On the Wednesday evening, we walked back to our old stomping ground from our 2008 trip, the little area on the north side of Ponte Milvio. Even though we ate there almost every evening for a week back then, we couldn't really remember much about anything. The main thing we'd forgotten was that there were really only two restaurants! We ate at La Pallotta, which has a massive outside area (which was lovely until it started to rain on the pizzas - I was OK because I was under an umbrella but the waiters came over and moved our table - and Cathy - under the umbrella too!) It was very busy and there were plenty of Italians in there. Very tasty food and house wine that was almost as cheap as the night before! Even better news - we managed to get the bus back!!! Mind you, spotting where to get off on a residential street with no streetlights, whilst being whisked along by a bus driver who was the reincarnation of Mario Andretti. Cathy managed to spot a building just along the road from our street so we managed to leap up to ding the bell and got off not too far past the right place!
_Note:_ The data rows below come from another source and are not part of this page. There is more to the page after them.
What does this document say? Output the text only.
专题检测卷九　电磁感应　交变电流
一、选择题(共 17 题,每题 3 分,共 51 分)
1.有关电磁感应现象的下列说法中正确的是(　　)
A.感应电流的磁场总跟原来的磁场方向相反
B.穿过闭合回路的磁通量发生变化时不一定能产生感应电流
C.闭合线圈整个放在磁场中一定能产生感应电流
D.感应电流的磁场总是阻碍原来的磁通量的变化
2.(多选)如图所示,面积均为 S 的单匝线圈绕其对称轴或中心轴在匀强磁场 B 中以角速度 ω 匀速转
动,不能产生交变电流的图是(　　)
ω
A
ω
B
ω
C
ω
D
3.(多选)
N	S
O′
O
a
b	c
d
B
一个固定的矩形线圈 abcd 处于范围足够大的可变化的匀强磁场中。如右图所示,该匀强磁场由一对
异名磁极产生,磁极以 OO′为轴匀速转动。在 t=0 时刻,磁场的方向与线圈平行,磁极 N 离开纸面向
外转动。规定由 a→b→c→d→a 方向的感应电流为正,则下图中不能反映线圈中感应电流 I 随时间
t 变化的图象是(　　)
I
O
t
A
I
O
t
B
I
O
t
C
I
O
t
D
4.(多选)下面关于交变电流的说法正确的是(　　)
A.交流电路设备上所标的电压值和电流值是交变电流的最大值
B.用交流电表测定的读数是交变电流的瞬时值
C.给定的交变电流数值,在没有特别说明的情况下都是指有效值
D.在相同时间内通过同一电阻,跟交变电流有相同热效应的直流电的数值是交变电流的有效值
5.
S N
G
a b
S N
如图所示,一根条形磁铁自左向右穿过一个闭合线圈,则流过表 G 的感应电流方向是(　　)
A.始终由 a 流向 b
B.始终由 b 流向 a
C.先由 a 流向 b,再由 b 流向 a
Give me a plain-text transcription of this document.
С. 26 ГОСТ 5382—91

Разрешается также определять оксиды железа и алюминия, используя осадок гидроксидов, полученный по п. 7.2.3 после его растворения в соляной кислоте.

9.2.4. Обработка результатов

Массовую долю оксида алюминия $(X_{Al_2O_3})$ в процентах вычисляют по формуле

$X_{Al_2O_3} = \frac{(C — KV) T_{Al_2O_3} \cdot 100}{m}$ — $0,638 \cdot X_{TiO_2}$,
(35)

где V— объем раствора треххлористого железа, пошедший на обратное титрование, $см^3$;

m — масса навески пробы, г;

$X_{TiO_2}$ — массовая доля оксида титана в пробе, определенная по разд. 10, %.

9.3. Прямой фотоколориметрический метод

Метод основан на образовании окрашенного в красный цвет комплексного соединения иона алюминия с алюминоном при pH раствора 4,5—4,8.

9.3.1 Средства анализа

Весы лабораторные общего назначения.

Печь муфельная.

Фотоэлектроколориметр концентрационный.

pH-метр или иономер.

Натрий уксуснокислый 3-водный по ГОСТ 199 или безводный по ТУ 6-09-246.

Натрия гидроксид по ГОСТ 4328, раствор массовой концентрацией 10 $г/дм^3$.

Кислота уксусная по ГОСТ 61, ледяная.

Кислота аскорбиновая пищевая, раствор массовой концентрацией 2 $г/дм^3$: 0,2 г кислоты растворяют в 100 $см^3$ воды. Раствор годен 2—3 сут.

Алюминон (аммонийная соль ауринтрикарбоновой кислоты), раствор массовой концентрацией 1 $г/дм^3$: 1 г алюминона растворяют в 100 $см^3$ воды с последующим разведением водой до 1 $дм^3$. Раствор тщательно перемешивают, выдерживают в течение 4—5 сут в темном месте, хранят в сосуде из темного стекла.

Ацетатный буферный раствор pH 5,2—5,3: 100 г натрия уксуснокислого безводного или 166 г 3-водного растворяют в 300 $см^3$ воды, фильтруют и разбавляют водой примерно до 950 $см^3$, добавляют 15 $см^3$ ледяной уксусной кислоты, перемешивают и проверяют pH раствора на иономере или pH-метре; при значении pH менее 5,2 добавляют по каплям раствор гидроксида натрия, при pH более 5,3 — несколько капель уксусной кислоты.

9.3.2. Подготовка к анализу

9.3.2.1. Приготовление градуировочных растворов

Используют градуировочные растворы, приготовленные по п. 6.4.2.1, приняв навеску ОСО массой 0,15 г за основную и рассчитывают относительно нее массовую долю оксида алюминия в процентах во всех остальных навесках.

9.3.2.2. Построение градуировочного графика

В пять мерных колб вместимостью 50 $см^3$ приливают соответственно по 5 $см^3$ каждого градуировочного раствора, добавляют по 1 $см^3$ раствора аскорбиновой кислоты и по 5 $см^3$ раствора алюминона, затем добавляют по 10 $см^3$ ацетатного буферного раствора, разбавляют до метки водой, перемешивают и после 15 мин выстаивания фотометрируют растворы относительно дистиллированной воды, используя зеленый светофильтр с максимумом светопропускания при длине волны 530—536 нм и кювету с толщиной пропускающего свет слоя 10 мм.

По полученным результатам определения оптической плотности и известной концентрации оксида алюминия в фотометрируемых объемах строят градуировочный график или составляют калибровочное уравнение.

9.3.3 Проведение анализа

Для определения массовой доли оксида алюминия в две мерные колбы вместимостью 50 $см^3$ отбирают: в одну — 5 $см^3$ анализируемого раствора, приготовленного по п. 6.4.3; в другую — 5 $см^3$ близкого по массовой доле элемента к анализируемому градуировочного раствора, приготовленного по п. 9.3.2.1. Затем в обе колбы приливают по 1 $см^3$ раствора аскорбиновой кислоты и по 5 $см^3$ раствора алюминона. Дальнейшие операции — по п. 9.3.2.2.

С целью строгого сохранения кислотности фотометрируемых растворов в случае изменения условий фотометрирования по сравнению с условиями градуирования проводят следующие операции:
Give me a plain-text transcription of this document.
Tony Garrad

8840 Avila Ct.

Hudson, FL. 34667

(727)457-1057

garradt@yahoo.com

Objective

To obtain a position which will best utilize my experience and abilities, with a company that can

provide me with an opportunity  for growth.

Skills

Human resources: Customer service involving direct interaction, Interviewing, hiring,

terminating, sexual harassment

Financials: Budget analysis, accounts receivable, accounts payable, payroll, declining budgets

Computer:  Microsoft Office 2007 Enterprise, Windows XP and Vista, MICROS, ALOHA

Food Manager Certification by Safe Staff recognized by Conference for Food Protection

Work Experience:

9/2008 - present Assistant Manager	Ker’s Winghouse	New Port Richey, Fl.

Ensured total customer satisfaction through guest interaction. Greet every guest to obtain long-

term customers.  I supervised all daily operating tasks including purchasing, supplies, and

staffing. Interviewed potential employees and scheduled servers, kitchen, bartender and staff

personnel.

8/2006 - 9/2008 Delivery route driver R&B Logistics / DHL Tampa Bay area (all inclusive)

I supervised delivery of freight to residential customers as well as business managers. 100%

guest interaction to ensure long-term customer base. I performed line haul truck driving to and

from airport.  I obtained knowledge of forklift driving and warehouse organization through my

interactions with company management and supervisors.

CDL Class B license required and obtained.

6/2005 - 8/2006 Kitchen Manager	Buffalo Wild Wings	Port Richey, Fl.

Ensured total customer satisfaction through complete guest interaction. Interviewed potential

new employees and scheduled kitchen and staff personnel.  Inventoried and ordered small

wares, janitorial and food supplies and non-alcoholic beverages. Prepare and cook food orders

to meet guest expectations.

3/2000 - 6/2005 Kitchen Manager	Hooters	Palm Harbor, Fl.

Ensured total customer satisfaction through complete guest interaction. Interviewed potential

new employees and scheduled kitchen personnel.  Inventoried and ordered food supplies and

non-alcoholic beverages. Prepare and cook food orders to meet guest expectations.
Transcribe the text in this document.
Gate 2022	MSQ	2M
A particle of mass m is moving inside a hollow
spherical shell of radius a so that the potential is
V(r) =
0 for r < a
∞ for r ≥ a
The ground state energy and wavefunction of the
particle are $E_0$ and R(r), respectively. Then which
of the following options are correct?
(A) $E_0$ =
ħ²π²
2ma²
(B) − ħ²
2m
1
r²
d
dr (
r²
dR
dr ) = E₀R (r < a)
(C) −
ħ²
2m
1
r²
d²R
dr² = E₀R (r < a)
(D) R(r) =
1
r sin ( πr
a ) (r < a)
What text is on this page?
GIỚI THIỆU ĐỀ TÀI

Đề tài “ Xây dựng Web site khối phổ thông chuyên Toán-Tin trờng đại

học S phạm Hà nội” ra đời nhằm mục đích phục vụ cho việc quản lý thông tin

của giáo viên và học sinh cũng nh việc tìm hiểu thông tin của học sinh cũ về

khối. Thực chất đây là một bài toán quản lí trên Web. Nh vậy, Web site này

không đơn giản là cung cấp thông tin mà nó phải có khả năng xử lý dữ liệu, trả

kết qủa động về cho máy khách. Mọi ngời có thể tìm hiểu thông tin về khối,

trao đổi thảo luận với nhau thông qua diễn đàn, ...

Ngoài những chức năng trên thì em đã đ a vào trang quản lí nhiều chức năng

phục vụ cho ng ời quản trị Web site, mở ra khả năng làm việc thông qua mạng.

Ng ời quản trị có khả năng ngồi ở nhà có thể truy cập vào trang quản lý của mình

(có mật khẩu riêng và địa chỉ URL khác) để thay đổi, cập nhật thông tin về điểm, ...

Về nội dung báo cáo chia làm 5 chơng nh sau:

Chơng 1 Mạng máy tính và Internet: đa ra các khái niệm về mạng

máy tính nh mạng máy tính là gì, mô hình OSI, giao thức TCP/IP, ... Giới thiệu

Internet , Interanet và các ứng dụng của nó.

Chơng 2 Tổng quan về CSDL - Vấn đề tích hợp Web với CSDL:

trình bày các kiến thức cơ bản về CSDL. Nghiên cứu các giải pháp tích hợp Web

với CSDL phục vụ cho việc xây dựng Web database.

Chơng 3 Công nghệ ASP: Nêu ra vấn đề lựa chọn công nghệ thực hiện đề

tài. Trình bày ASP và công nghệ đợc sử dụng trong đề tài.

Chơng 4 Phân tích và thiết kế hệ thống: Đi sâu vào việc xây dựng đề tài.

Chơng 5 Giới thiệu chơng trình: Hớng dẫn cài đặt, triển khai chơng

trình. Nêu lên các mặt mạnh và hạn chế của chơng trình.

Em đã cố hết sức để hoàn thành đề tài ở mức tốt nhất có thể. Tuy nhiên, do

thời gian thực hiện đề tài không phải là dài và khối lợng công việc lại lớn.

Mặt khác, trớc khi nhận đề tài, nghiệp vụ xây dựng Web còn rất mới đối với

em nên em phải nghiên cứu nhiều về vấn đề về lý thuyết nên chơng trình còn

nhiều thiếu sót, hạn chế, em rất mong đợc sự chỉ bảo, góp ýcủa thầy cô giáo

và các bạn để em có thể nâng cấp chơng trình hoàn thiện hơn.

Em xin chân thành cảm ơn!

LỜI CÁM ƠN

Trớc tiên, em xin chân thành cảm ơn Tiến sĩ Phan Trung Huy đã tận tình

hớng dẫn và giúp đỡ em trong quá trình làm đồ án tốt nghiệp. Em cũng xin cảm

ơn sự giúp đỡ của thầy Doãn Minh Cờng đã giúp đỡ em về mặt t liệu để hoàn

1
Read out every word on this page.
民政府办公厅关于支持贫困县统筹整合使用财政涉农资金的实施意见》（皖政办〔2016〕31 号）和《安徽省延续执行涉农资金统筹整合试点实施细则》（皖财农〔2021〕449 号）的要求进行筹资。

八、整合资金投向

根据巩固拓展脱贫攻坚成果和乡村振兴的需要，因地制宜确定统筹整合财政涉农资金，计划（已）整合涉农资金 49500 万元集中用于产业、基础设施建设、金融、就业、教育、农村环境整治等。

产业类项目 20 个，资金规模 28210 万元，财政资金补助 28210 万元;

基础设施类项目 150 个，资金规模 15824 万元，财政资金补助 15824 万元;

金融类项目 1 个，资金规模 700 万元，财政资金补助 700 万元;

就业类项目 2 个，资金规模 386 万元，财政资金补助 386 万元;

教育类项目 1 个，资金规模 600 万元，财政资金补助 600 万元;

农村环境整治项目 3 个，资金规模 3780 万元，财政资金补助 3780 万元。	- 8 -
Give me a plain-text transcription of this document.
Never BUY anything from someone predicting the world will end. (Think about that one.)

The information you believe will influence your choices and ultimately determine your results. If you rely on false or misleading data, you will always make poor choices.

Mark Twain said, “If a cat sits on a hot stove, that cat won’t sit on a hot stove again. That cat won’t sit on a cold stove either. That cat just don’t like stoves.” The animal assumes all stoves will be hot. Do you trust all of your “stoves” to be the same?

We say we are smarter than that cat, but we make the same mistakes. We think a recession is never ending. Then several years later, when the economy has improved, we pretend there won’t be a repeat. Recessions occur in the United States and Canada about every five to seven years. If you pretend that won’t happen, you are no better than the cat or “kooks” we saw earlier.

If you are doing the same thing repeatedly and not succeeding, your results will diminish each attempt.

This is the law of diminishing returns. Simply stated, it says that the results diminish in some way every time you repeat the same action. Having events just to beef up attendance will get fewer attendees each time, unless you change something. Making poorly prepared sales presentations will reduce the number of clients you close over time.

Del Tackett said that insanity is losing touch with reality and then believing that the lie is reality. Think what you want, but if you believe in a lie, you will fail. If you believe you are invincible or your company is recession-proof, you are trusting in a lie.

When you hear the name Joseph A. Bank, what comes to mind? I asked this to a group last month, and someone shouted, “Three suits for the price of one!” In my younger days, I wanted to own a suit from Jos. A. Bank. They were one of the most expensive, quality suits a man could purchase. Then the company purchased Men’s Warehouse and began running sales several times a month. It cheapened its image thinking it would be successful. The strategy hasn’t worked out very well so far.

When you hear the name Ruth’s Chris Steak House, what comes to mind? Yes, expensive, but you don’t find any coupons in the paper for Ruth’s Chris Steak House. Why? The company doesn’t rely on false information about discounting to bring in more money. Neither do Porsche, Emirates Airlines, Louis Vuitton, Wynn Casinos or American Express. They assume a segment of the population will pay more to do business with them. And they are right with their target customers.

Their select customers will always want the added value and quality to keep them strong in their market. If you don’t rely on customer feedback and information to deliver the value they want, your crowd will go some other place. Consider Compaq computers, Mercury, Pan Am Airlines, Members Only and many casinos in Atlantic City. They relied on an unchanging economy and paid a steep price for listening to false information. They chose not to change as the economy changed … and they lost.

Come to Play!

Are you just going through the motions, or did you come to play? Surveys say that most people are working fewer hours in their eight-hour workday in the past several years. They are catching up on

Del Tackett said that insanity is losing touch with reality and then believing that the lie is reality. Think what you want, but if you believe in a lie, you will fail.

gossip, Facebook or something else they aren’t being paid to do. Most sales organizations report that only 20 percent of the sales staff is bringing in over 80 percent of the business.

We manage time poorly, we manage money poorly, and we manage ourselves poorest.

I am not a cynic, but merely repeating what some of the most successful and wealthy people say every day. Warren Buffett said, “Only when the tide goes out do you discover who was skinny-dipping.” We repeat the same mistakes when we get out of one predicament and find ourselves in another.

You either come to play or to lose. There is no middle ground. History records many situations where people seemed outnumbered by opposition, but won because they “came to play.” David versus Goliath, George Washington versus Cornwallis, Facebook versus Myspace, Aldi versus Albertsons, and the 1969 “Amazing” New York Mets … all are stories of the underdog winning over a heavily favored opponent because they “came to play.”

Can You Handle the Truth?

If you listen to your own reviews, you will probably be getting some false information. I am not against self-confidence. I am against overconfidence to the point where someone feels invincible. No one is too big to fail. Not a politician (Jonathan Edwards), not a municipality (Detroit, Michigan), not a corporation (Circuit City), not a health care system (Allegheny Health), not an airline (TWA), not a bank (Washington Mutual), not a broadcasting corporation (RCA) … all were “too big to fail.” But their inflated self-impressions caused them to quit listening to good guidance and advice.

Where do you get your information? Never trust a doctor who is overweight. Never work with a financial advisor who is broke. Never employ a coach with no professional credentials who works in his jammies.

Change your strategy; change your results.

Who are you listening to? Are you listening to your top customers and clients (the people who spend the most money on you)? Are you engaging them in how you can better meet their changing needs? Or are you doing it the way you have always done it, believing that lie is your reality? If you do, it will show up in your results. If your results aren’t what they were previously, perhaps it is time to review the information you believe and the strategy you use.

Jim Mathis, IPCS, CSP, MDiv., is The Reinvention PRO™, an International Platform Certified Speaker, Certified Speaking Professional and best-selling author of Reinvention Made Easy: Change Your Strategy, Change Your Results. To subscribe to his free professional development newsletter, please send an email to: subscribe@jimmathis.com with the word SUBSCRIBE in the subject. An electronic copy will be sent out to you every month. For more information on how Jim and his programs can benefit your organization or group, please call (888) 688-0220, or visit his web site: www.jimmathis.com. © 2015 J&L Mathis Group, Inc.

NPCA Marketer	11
On the Thursday evening, the tennis went on quite late so we ventured even less far! We crossed the road from the tennis stadium and went into a funny little pizza place that looks almost temporary. It's more like a pizza shack! We sat in the plastic-sided "outside" area. It might have looked cheap and nasty, but they made mean pizzas! Despite it being our last night, it was also our earliest and we were back at the B&B before midnight.
From there, we headed to the lovely Pantheon:
From there, we jumped on the tram down to Piazza de Popolo and walked to the
Trevi Fountain. We bought a delicious ice-cream (pistachio and stracciatella
for me) from the lovely gelateria overlooking the fountain. Then we made our
way down to the fountain and threw the obligatory coins backwards over our
shoulder into the water. If you don't know why, look here.
and then on to Piazza Navona. It was buzzing
with people, the sun was shining so we did the perfectly obvious thing - we
stopped at a bar and treated ourselves to a glass of Prosecco. It was so nice
(the sun, the atmosphere and the drink), that we were obliged to stay for a
second one! As we left, we spotted these fetching portraits of a couple of
Popes, some archbishop or other and ... er ... Obi Wan Kenobi:
We had a last wander through the little
cobbled streets nearby and then headed to the Metro up to where Michel was
picking us up to take us to the airport, and before we knew it we were waving
goodbye to the Eternal City.
It had been an utterly wonderful five days
and we remembered why this used to be an annual trip! Roll on Rome 2014.